A esperança venceu o medo: o supremo avançou mais uma vez

O mês de abril entrará para história da população afro-brasileira, e daqueles que clamam por justiça e igualdade. O supremo tribunal federal, em mais decisão histórica, considerou constitucionais as reservas de vagas para negros e índios em universidades públicas – as cotas raciais. Foram décadas de intensos debates, com defesas e críticas ao projeto.

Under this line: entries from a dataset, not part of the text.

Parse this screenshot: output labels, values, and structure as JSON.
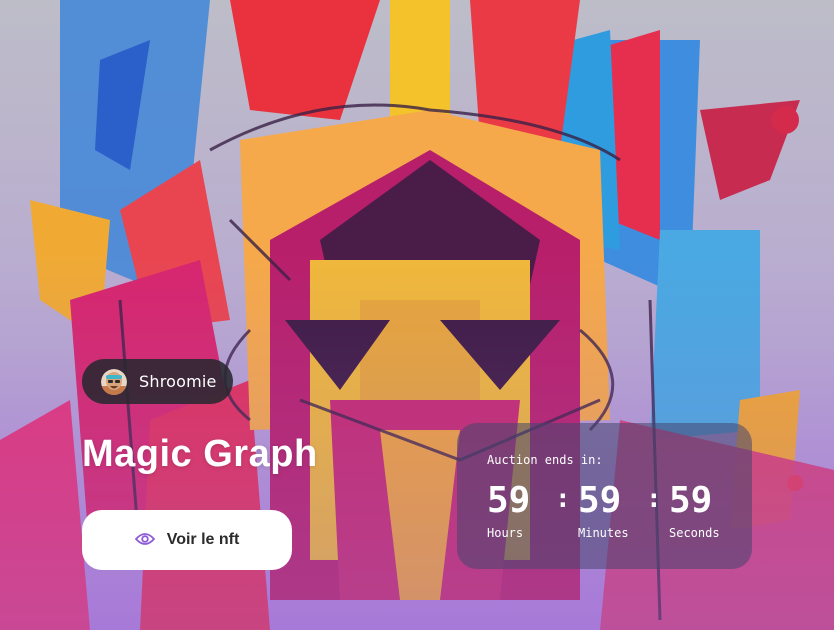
{
  "nft": {
    "creator": "Shroomie",
    "title": "Magic Graph",
    "view_button_label": "Voir le nft",
    "view_icon": "eye-icon"
  },
  "auction": {
    "label": "Auction ends in:",
    "hours": "59",
    "minutes": "59",
    "seconds": "59",
    "hours_label": "Hours",
    "minutes_label": "Minutes",
    "seconds_label": "Seconds",
    "separator": ":"
  },
  "colors": {
    "accent": "#8e5bd6",
    "panel": "#46466e",
    "chip": "#28282f"
  }
}
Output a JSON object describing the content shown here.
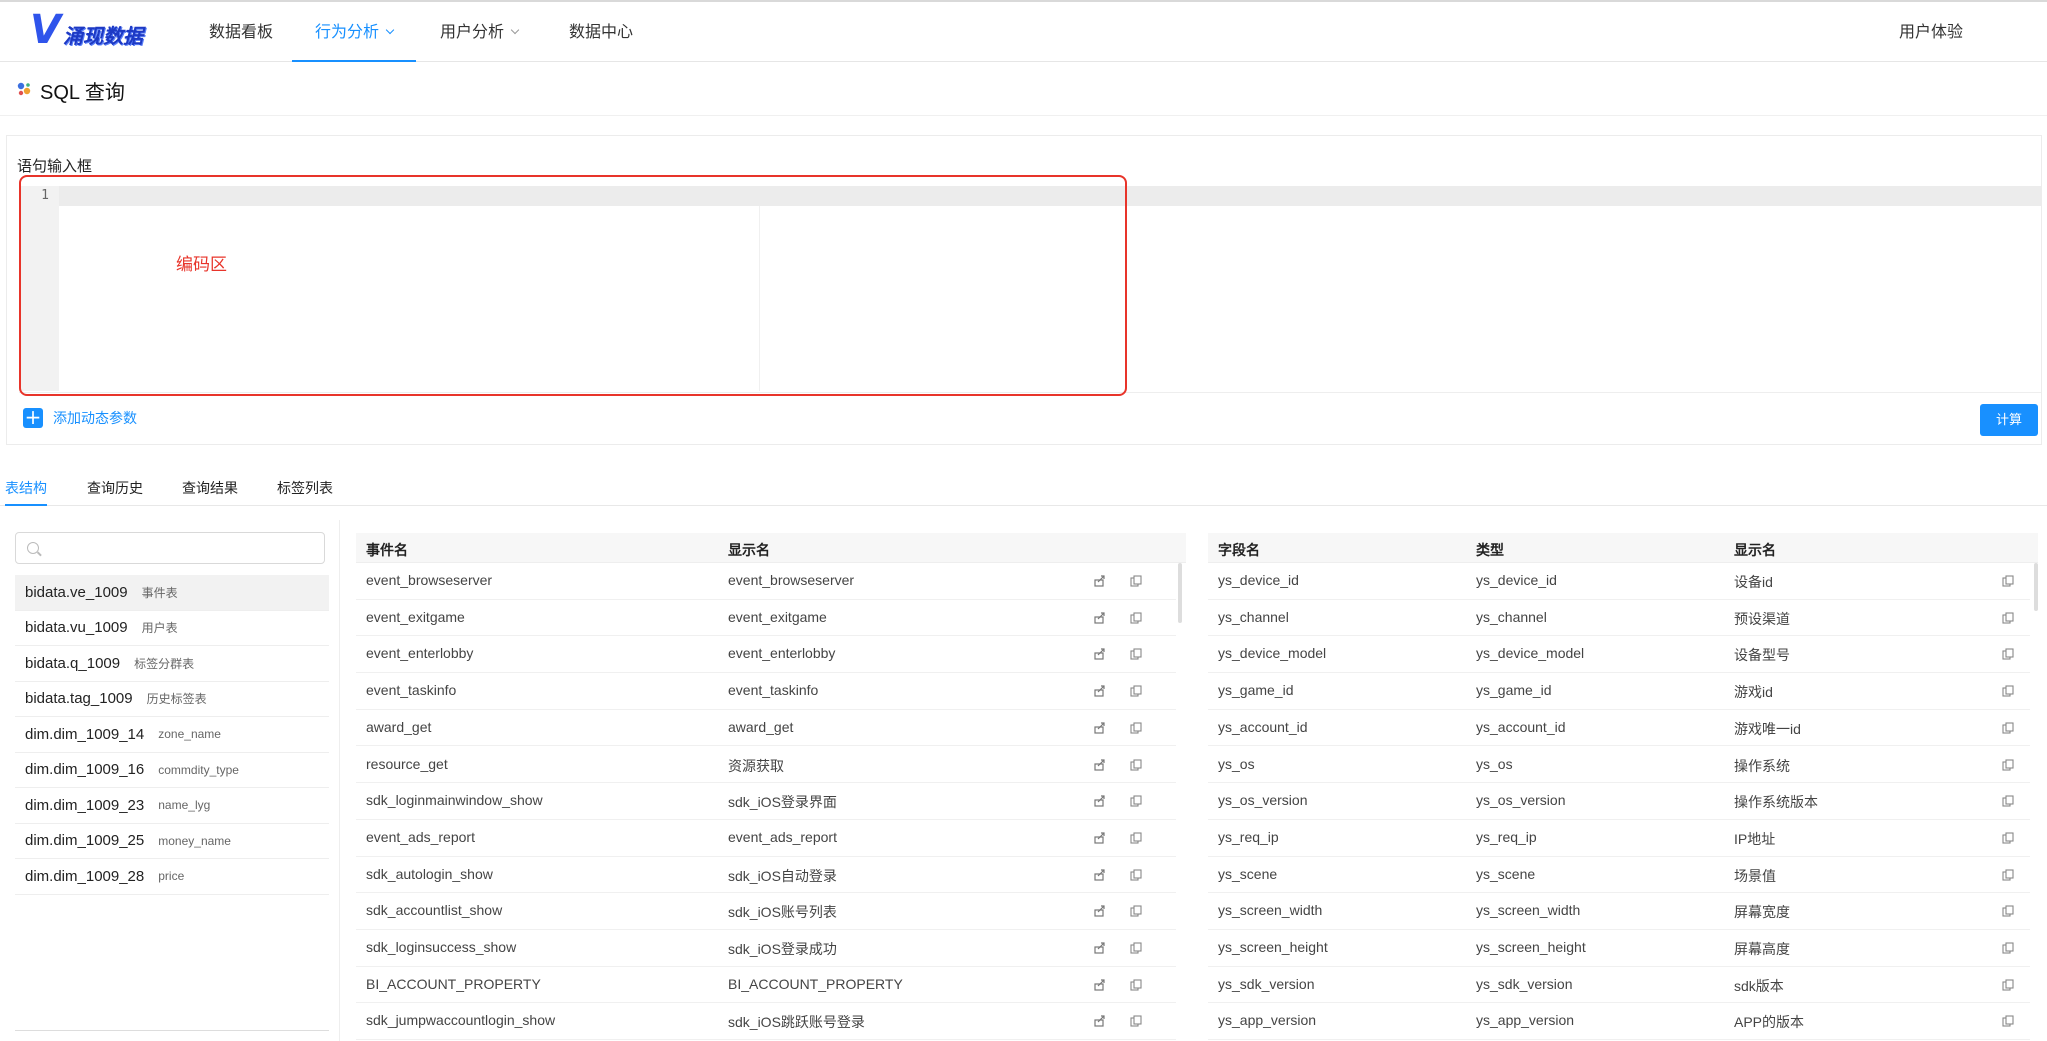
{
  "brand": {
    "mark": "V",
    "name": "涌现数据"
  },
  "nav": {
    "items": [
      {
        "label": "数据看板"
      },
      {
        "label": "行为分析"
      },
      {
        "label": "用户分析"
      },
      {
        "label": "数据中心"
      }
    ],
    "right_label": "用户体验"
  },
  "page": {
    "title": "SQL 查询"
  },
  "editor": {
    "label": "语句输入框",
    "line_number": "1",
    "annotation": "编码区",
    "add_param_label": "添加动态参数",
    "calc_button": "计算"
  },
  "tabs": [
    {
      "label": "表结构"
    },
    {
      "label": "查询历史"
    },
    {
      "label": "查询结果"
    },
    {
      "label": "标签列表"
    }
  ],
  "search": {
    "placeholder": "",
    "value": ""
  },
  "table_list": [
    {
      "name": "bidata.ve_1009",
      "desc": "事件表"
    },
    {
      "name": "bidata.vu_1009",
      "desc": "用户表"
    },
    {
      "name": "bidata.q_1009",
      "desc": "标签分群表"
    },
    {
      "name": "bidata.tag_1009",
      "desc": "历史标签表"
    },
    {
      "name": "dim.dim_1009_14",
      "desc": "zone_name"
    },
    {
      "name": "dim.dim_1009_16",
      "desc": "commdity_type"
    },
    {
      "name": "dim.dim_1009_23",
      "desc": "name_lyg"
    },
    {
      "name": "dim.dim_1009_25",
      "desc": "money_name"
    },
    {
      "name": "dim.dim_1009_28",
      "desc": "price"
    }
  ],
  "events_grid": {
    "headers": {
      "event": "事件名",
      "display": "显示名"
    },
    "rows": [
      {
        "event": "event_browseserver",
        "display": "event_browseserver"
      },
      {
        "event": "event_exitgame",
        "display": "event_exitgame"
      },
      {
        "event": "event_enterlobby",
        "display": "event_enterlobby"
      },
      {
        "event": "event_taskinfo",
        "display": "event_taskinfo"
      },
      {
        "event": "award_get",
        "display": "award_get"
      },
      {
        "event": "resource_get",
        "display": "资源获取"
      },
      {
        "event": "sdk_loginmainwindow_show",
        "display": "sdk_iOS登录界面"
      },
      {
        "event": "event_ads_report",
        "display": "event_ads_report"
      },
      {
        "event": "sdk_autologin_show",
        "display": "sdk_iOS自动登录"
      },
      {
        "event": "sdk_accountlist_show",
        "display": "sdk_iOS账号列表"
      },
      {
        "event": "sdk_loginsuccess_show",
        "display": "sdk_iOS登录成功"
      },
      {
        "event": "BI_ACCOUNT_PROPERTY",
        "display": "BI_ACCOUNT_PROPERTY"
      },
      {
        "event": "sdk_jumpwaccountlogin_show",
        "display": "sdk_iOS跳跃账号登录"
      }
    ]
  },
  "fields_grid": {
    "headers": {
      "field": "字段名",
      "type": "类型",
      "display": "显示名"
    },
    "rows": [
      {
        "field": "ys_device_id",
        "type": "ys_device_id",
        "display": "设备id"
      },
      {
        "field": "ys_channel",
        "type": "ys_channel",
        "display": "预设渠道"
      },
      {
        "field": "ys_device_model",
        "type": "ys_device_model",
        "display": "设备型号"
      },
      {
        "field": "ys_game_id",
        "type": "ys_game_id",
        "display": "游戏id"
      },
      {
        "field": "ys_account_id",
        "type": "ys_account_id",
        "display": "游戏唯一id"
      },
      {
        "field": "ys_os",
        "type": "ys_os",
        "display": "操作系统"
      },
      {
        "field": "ys_os_version",
        "type": "ys_os_version",
        "display": "操作系统版本"
      },
      {
        "field": "ys_req_ip",
        "type": "ys_req_ip",
        "display": "IP地址"
      },
      {
        "field": "ys_scene",
        "type": "ys_scene",
        "display": "场景值"
      },
      {
        "field": "ys_screen_width",
        "type": "ys_screen_width",
        "display": "屏幕宽度"
      },
      {
        "field": "ys_screen_height",
        "type": "ys_screen_height",
        "display": "屏幕高度"
      },
      {
        "field": "ys_sdk_version",
        "type": "ys_sdk_version",
        "display": "sdk版本"
      },
      {
        "field": "ys_app_version",
        "type": "ys_app_version",
        "display": "APP的版本"
      }
    ]
  },
  "icons": {
    "row_export": "export-icon",
    "row_copy": "copy-icon"
  },
  "colors": {
    "accent": "#1890ff",
    "annotation": "#e8342a"
  }
}
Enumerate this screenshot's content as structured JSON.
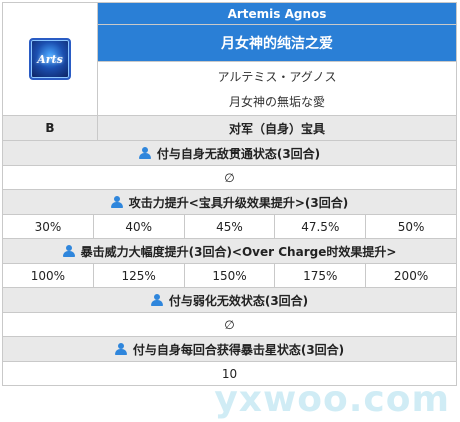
{
  "header": {
    "english_name": "Artemis Agnos",
    "chinese_name": "月女神的纯洁之爱",
    "japanese_name": "アルテミス・アグノス",
    "japanese_kanji": "月女神の無垢な愛",
    "card_icon_text": "Arts",
    "rank": "B",
    "type": "对军（自身）宝具"
  },
  "effects": [
    {
      "label": "付与自身无敌贯通状态(3回合)",
      "values": [
        "∅"
      ]
    },
    {
      "label": "攻击力提升<宝具升级效果提升>(3回合)",
      "values": [
        "30%",
        "40%",
        "45%",
        "47.5%",
        "50%"
      ]
    },
    {
      "label": "暴击威力大幅度提升(3回合)<Over Charge时效果提升>",
      "values": [
        "100%",
        "125%",
        "150%",
        "175%",
        "200%"
      ]
    },
    {
      "label": "付与弱化无效状态(3回合)",
      "values": [
        "∅"
      ]
    },
    {
      "label": "付与自身每回合获得暴击星状态(3回合)",
      "values": [
        "10"
      ]
    }
  ],
  "watermark": "yxwoo.com",
  "colors": {
    "header_blue": "#2a7fd6",
    "gray_row": "#e9e9e9",
    "icon_blue": "#2f86dc"
  }
}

Infelizmente a mídia conservadora não cumpriu o seu papel de imparcialidade, e tomou parte de um lado da causa. Uma pena.
O supremo foi soberano em seu entendimento. A lei não poderia ser igual para aqueles que vivem em condições desiguais, é necessário um mecanismo para que eles sejam treinados a viver em pé de igualdade com os demais. As cotas são mecanismos de inclusão. Em vários outros países as experiências com as ações afirmativas tiveram bons resultados, mesmo nos Estados Unidos, uma nação extremamente conservadora. Eles, pelos menos, não são hipócritas quando o assunto é as relações raciais.
O povo brasileiro parece ter temor do assunto. Se diz um povo liberal, contudo reage de forma voraz quando as questões de dividir os privilégios e conhecimentos são postas em xeque. Não sabemos viver com as diversidades, somos falsos em negar uma divisão histórica entre negros, brancos e índios. E as cotas foram muito importantes para falarmos o tipo de país que queremos deixar para outras gerações.
Os manifestos contrários às cotas foram bem recebidos, mas os argumentos contrários eram berrantes e chagavam a beira do ridículo. Vindo de pessoas altamente qualificadas nas áreas acadêmicas, culturais e política, houve quem dizia que as cotas poderiam criar conflitos dentro das universidades ou até mesmo uma guerra civil. Algo inimaginável para nossa cultura. Ouve uma advogada que comparou as cotas como tribunal racial.  Pergunta: essas pessoas estão qualificadas para falar em nosso nome?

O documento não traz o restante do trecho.